An App is not associated with the key and user can have many keys .

arschles commented 8 years ago

Right, so the builder would make a call to the controller's /v2/hooks/keys/$APP/$USER endpoint, which would return back the keys for that user.

smothiki commented 8 years ago

let's say user has 100 apps running and uses 200 keys . The call returns 200 keys for an APP. Either we have to match the private key to these 200 keys or write the 200 keys to authorized key file and let ssh server figure out . If we are going with writing option most of the keys have already been written. we have to keep an indexing record of what keys are present and how to write efficiently

smothiki commented 8 years ago

My concern is about optimizing the git push operation if we are making a call to controller for each git push.

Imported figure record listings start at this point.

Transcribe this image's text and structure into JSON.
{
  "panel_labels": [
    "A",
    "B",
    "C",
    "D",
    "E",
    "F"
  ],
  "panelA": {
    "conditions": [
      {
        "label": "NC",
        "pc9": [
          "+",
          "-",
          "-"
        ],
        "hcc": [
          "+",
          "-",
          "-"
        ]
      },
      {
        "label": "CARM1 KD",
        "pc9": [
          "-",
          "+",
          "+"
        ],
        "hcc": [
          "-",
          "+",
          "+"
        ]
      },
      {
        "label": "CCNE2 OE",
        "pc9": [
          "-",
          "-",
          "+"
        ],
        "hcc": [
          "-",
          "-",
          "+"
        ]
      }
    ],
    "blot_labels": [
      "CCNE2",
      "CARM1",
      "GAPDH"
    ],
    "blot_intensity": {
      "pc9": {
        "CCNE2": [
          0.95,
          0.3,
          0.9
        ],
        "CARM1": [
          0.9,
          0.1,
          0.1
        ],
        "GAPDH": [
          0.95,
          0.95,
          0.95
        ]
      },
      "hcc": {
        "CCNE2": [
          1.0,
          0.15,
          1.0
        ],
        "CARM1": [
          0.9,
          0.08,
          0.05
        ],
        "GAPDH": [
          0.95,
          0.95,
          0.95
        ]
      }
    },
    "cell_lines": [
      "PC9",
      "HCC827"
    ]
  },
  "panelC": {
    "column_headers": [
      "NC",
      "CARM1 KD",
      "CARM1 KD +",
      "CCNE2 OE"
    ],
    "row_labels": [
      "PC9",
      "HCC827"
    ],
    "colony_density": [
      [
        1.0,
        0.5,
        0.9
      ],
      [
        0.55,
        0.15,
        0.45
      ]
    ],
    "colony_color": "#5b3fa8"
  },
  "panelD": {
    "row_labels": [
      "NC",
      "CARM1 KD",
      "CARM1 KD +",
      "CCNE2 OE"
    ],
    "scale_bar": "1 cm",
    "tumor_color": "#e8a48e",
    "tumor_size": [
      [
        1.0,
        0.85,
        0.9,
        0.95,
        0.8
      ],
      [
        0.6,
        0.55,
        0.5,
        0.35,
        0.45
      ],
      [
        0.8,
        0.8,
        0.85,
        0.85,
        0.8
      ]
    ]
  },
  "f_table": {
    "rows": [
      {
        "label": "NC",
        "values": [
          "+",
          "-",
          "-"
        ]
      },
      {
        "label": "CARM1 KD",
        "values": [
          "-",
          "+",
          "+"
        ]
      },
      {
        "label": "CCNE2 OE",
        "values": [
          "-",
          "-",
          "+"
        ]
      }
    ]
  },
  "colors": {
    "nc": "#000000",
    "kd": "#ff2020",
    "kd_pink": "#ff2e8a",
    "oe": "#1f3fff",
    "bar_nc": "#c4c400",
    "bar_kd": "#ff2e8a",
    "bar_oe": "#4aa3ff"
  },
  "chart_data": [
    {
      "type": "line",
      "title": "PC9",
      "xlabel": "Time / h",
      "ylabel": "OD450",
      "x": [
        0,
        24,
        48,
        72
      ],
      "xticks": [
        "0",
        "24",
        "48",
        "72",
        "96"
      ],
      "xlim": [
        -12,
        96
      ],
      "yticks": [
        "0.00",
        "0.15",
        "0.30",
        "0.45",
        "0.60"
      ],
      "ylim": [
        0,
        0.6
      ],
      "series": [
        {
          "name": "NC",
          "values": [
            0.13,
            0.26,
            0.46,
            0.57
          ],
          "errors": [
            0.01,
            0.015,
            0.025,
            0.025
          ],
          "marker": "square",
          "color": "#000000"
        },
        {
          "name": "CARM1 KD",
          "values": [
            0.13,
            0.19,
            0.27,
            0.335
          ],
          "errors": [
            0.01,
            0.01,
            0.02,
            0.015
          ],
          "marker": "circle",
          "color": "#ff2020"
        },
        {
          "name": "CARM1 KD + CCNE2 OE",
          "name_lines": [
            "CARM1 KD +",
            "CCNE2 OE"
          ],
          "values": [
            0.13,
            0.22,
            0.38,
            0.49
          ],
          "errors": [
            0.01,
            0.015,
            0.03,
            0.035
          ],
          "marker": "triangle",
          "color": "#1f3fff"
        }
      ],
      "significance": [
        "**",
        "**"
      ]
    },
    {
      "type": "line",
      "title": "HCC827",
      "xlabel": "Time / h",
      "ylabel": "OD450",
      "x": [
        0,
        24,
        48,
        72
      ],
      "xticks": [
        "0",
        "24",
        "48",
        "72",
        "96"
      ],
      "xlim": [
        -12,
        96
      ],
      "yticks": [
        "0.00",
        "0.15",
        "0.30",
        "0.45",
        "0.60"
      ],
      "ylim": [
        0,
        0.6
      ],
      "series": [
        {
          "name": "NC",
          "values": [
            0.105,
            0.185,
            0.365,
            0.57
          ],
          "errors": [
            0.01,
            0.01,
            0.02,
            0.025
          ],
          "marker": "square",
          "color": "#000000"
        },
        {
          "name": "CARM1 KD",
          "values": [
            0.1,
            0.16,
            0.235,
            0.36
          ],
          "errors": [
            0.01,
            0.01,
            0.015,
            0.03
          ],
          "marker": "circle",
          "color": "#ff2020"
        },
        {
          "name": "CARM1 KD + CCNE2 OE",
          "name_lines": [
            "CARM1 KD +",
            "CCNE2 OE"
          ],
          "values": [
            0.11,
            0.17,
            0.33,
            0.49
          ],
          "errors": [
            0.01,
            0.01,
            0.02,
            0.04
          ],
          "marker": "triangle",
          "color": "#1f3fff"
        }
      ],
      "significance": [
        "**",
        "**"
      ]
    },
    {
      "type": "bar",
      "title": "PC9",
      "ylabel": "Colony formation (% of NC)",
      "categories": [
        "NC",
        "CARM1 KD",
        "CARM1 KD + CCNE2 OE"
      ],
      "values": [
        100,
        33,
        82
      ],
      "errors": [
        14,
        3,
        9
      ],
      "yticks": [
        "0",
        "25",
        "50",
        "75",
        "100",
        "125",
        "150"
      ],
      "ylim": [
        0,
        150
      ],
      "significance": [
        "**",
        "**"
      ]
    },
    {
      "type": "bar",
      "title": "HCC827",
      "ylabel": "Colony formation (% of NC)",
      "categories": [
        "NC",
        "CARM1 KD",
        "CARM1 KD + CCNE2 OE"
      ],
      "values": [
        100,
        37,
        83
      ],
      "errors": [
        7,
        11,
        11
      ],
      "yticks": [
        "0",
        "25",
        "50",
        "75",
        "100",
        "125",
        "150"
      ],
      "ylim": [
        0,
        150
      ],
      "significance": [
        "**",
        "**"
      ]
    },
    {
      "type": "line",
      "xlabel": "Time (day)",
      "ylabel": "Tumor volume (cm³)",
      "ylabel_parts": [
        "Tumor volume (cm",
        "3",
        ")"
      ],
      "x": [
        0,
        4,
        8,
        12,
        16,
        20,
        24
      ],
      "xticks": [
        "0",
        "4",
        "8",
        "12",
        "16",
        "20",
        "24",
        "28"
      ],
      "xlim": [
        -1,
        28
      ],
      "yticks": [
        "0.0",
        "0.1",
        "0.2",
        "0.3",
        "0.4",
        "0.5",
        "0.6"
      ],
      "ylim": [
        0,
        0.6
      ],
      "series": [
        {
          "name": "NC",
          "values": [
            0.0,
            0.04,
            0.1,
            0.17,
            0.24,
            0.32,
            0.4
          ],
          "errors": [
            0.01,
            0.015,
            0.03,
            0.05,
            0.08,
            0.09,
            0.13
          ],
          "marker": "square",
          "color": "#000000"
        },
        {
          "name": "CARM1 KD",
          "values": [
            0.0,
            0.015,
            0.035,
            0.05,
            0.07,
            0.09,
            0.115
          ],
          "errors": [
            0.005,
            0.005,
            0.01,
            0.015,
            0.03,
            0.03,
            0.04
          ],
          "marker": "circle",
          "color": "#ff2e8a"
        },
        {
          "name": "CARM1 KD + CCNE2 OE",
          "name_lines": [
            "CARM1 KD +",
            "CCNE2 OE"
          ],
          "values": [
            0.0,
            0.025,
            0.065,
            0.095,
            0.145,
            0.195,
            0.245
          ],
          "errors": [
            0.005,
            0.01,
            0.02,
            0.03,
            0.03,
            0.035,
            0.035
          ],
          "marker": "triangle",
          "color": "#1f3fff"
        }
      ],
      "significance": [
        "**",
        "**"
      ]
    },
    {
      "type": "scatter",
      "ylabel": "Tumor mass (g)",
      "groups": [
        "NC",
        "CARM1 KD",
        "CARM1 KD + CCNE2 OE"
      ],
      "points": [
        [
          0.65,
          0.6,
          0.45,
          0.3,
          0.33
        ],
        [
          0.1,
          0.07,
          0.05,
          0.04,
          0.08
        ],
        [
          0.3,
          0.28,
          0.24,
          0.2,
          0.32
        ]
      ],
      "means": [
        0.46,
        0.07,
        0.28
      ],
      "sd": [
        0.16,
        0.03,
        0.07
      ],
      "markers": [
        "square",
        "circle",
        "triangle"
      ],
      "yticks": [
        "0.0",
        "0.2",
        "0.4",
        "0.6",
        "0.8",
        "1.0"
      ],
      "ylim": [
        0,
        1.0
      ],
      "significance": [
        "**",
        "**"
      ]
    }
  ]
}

smothiki commented 8 years ago

Also practically the number of time git pushes are made are more than the number of times doing deis keys:add One way of Optimization is to check authorized keys file first and then making an API call for the rest of the keys.

arschles commented 8 years ago

The call returns 200 keys for an APP. Either we have to match the private key to these 200 keys or write the 200 keys to authorized key file and let ssh server figure out

Correct. There is no way around this, regardless of the method of acquiring keys from the controller.

My concern is about optimizing the git push operation if we are making a call to controller for each git push.

We already make 3 API calls to the controller for each git push operation. While that's not a good reason to add a fourth, it does show that builder <--> workflow RPCs are proven to work. As a sidenote, we should strive to reduce the latency, complexity and number of RPCs in a separate patch (I've created #144 for that).

Also practically the number of time git pushes are made are more than the number of times doing deis keys:add

I agree. Again, though, there's no way around this regardless of key delivery mechanism. The RPC method as proposed returns the full list every time, however, and that's non-optimal. Perhaps a future optimization would be to have the controller only deliver deltas.

One way of Optimization is to check authorized keys file first and then making an API call for the rest of the keys.

I agree. See my above comment on a possible future optimization.